Off Jane went to a full-service hardware store called McGuckins to ask for advice. A helpful green-vested employee led her to a handy plastic caulk-removing tool to scrape away the old stuff (about $4). Also, she took the fellow’s advice to get clear caulk in an applicator (about $6). So for $10 Jane was ready to go.


Here’s what she recommends:

  1. Remove the old caulk with the handy tool.
  2. Thoroughly clean the area with a clean, damp rag.
  3. Apply a seam of caulk wherever wall meets shower pan, and wall meets wall.
  4. Squeeze a drop of dish soap on your finger and glide along the caulk strip for uniformity.
  5. Clean-up the edges of the caulk strip with a clean, damp rag.

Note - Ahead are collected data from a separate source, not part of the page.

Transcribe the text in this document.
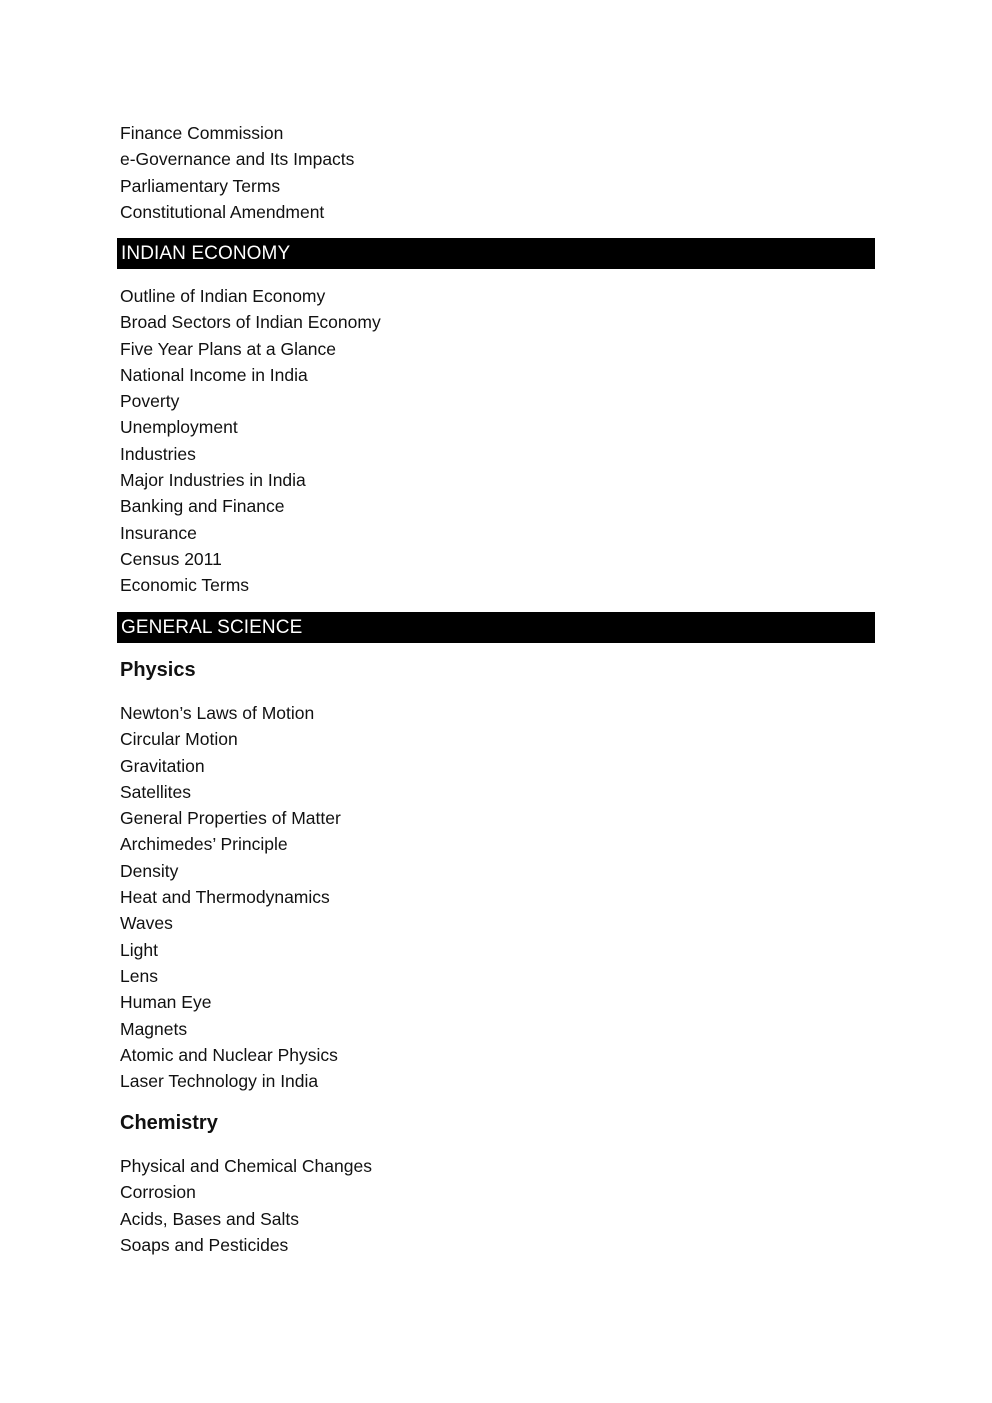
Finance Commission
e-Governance and Its Impacts
Parliamentary Terms
Constitutional Amendment
INDIAN ECONOMY
Outline of Indian Economy
Broad Sectors of Indian Economy
Five Year Plans at a Glance
National Income in India
Poverty
Unemployment
Industries
Major Industries in India
Banking and Finance
Insurance
Census 2011
Economic Terms
GENERAL SCIENCE
Physics
Newton’s Laws of Motion
Circular Motion
Gravitation
Satellites
General Properties of Matter
Archimedes’ Principle
Density
Heat and Thermodynamics
Waves
Light
Lens
Human Eye
Magnets
Atomic and Nuclear Physics
Laser Technology in India
Chemistry
Physical and Chemical Changes
Corrosion
Acids, Bases and Salts
Soaps and Pesticides
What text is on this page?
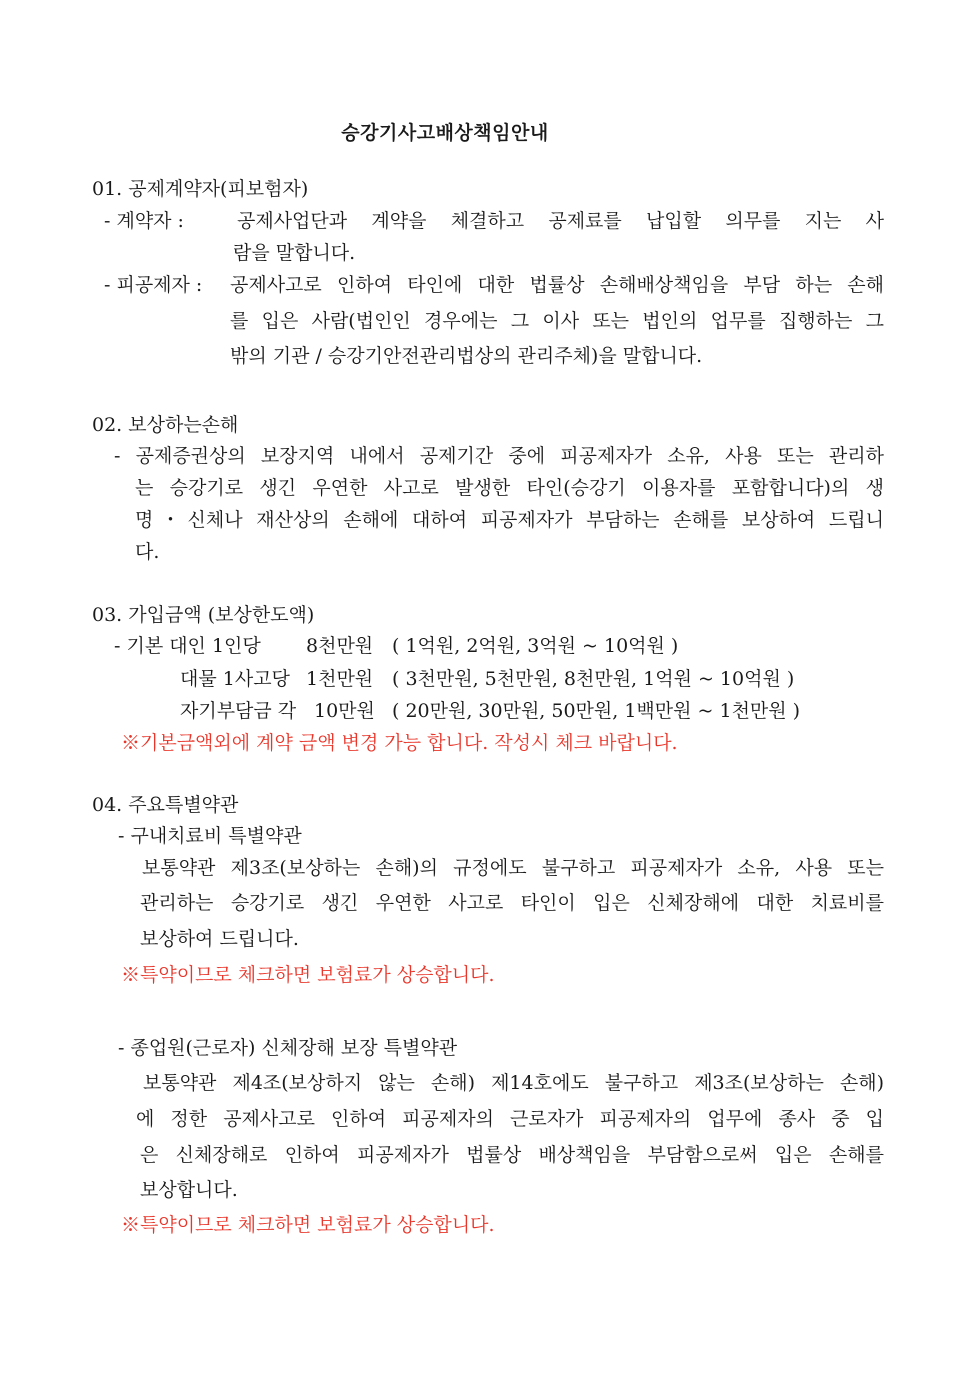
승강기사고배상책임안내
01. 공제계약자(피보험자)
- 계약자 :	공제사업단과 계약을 체결하고 공제료를 납입할 의무를 지는 사
람을 말합니다.
- 피공제자 : 공제사고로 인하여 타인에 대한 법률상 손해배상책임을 부담 하는 손해
를 입은 사람(법인인 경우에는 그 이사 또는 법인의 업무를 집행하는 그
밖의 기관 / 승강기안전관리법상의 관리주체)을 말합니다.
02. 보상하는손해
- 공제증권상의 보장지역 내에서 공제기간 중에 피공제자가 소유, 사용 또는 관리하
는 승강기로 생긴 우연한 사고로 발생한 타인(승강기 이용자를 포함합니다)의 생
명・신체나 재산상의 손해에 대하여 피공제자가 부담하는 손해를 보상하여 드립니
다.
03. 가입금액 (보상한도액)
- 기본 대인 1인당 8천만원 ( 1억원, 2억원, 3억원 ~ 10억원 )
대물 1사고당 1천만원 ( 3천만원, 5천만원, 8천만원, 1억원 ~ 10억원 )
자기부담금 각 10만원 ( 20만원, 30만원, 50만원, 1백만원 ~ 1천만원 )
※기본금액외에 계약 금액 변경 가능 합니다. 작성시 체크 바랍니다.
04. 주요특별약관
- 구내치료비 특별약관
보통약관 제3조(보상하는 손해)의 규정에도 불구하고 피공제자가 소유, 사용 또는
관리하는 승강기로 생긴 우연한 사고로 타인이 입은 신체장해에 대한 치료비를
보상하여 드립니다.
※특약이므로 체크하면 보험료가 상승합니다.
- 종업원(근로자) 신체장해 보장 특별약관
보통약관 제4조(보상하지 않는 손해) 제14호에도 불구하고 제3조(보상하는 손해)
에 정한 공제사고로 인하여 피공제자의 근로자가 피공제자의 업무에 종사 중 입
은 신체장해로 인하여 피공제자가 법률상 배상책임을 부담함으로써 입은 손해를
보상합니다.
※특약이므로 체크하면 보험료가 상승합니다.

And voila! Done and beautiful.

For bathroom caulking jobs, some people prefer a more comprehensive approach like the one suggested by Popular Mechanics, but Jane’s simple approach worked perfectly well for her and her shower.

Jane’s experience inspired me to think about the caulking jobs that could be done at my home. Recently having had an energy audit and being told that caulking around our window frames would make our house significantly more air-tight, my first concern was the messiness of it all. I assumed caulk was a pasty white substance that could leave smears on and around all the window frames, all in the name of energy efficiency.

Now I know that with clear caulk, an inexpensive tool, and a soapy finger I can do the job to perfection!

Save money. Save energy. Caulk today!